Railway Industry Association
- Industry: Rail transport
- Predecessor: Locomotive and Allied Manufacturers' Association
- Headquarters: London, England, UK
- Website: www.riagb.org.uk

= Railway Industry Association =

The Railway Industry Association (RIA) is the main industry trade group for railway equipment manufacturers in the United Kingdom. Eligibility for membership to RIA is simple in that it is open to all UK-based companies in the railway supply industry. The Association’s principal activities are to:

- Represent members’ interests to Government, regulators, Network Rail and others including the Transport Select Committee
- Offer a forum for dialogue between members
- Provide information to members
- Promote exports of members’ products and service

The Railway Industry Association has four key functions - Public Affairs & Policy, Technical & Innovation, Exports and Events & Information.

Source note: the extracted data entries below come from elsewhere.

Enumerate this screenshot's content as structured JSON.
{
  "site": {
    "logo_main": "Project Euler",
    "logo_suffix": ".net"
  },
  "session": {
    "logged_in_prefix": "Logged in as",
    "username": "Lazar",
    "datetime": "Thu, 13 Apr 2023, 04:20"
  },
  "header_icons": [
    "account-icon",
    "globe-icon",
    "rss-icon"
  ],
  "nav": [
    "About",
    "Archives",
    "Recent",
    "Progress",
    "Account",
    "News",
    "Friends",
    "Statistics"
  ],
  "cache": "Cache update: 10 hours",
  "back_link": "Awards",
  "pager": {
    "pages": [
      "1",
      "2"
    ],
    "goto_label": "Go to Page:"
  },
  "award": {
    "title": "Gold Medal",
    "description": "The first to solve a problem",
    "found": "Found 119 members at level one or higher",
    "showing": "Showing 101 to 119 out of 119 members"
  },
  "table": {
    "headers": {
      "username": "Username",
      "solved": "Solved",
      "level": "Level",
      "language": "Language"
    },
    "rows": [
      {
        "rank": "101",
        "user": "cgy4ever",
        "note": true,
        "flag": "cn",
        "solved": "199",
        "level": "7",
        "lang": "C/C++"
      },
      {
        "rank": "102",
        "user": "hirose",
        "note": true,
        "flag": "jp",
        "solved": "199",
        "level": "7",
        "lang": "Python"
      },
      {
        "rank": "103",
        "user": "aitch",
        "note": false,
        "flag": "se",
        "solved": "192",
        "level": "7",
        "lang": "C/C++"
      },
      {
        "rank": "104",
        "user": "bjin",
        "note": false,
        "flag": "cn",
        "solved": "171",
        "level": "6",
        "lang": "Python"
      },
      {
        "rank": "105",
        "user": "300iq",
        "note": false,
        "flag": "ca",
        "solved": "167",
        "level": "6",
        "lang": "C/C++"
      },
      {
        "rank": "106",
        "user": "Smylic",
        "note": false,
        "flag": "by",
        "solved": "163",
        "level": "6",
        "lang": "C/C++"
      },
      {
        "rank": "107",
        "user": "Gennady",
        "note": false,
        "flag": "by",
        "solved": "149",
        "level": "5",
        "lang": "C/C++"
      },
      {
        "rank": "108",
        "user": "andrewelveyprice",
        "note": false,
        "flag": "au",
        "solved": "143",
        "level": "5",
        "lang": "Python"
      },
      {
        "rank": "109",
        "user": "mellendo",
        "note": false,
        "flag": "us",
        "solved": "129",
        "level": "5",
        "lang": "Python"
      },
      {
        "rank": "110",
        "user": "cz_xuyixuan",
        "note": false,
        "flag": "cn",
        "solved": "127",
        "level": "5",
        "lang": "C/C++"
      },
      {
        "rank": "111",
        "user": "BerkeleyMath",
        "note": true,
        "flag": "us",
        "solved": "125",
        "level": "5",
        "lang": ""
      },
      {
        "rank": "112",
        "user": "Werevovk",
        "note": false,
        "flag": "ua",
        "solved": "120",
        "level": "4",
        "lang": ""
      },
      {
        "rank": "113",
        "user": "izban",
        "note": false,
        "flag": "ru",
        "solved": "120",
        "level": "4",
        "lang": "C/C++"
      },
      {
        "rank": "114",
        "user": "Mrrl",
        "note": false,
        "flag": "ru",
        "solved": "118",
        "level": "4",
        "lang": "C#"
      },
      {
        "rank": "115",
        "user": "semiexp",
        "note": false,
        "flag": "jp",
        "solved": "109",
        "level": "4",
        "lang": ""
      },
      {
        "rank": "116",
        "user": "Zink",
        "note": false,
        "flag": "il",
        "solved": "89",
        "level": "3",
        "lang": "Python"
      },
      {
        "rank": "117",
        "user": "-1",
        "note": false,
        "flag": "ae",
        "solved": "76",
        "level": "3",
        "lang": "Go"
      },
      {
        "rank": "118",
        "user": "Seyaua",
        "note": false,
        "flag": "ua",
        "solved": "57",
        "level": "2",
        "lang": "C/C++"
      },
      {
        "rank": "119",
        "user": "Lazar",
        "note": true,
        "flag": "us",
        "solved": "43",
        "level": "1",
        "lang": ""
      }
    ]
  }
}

It is allied with but not the same as the Rail Delivery Group.

==History==

The Railway Industry Association was formed more than 140 years ago, but has been in its present form since 1971.

==Structure==
It is headquartered at Kings Buildings in Smith Square, opposite the Houses of Parliament. It is governed by a Board of rail industry leaders from the various sub sectors such as rolling stock, infrastructure, SMEs and consultants.

==Function==
It represents over 280 companies in the UK railway equipment industry.

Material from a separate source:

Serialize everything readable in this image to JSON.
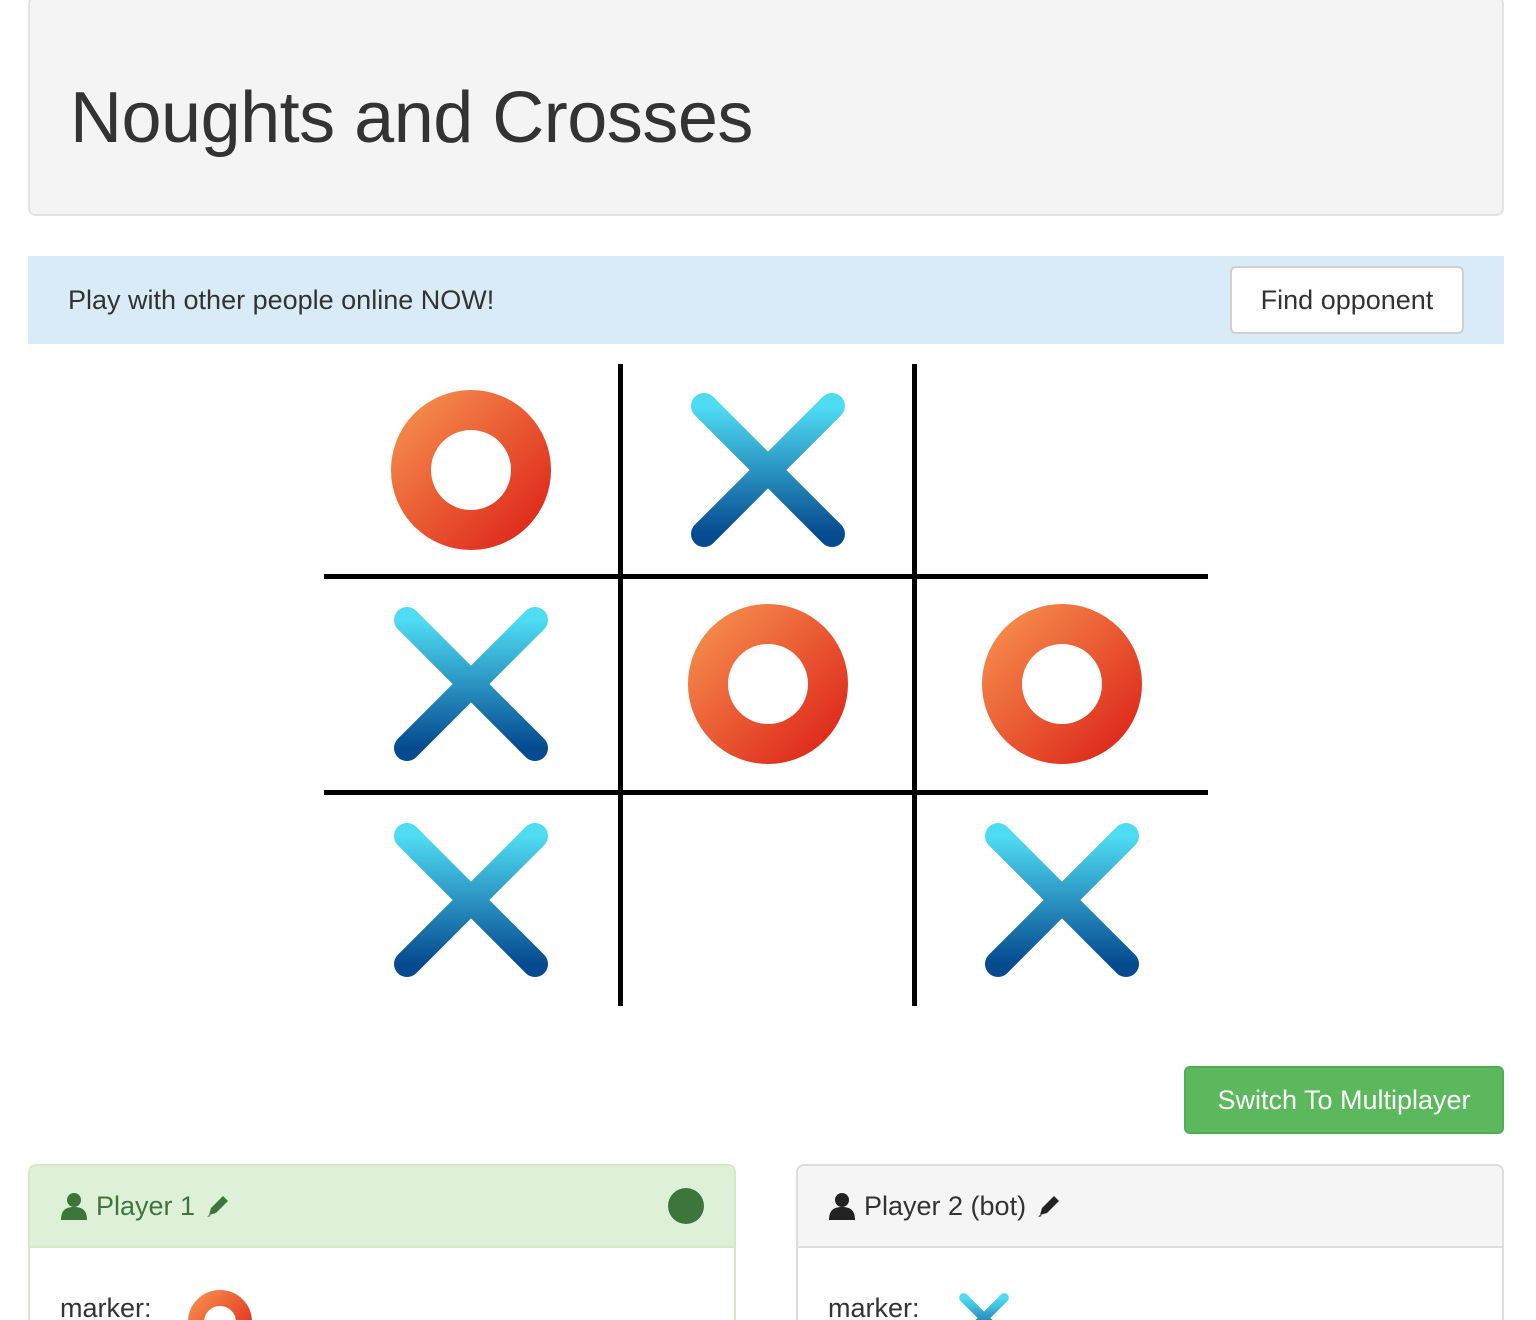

It has published reports on behalf of the rail industry including the Electrification cost challenge. It commissioned research from Oxford Economics in 2018 showing that the rail industry provides £36 billion in economic growth, supports 600,000 jobs and provides £11 billion in tax revenue a year. On 1 October 2019 it published an update to the recommendations to government to avoid boom and bust cycles. In November 2019 it published its manifesto for long-term investment to 2050 in the railway. This was published in the run up to the UK General election on 12 December 2019.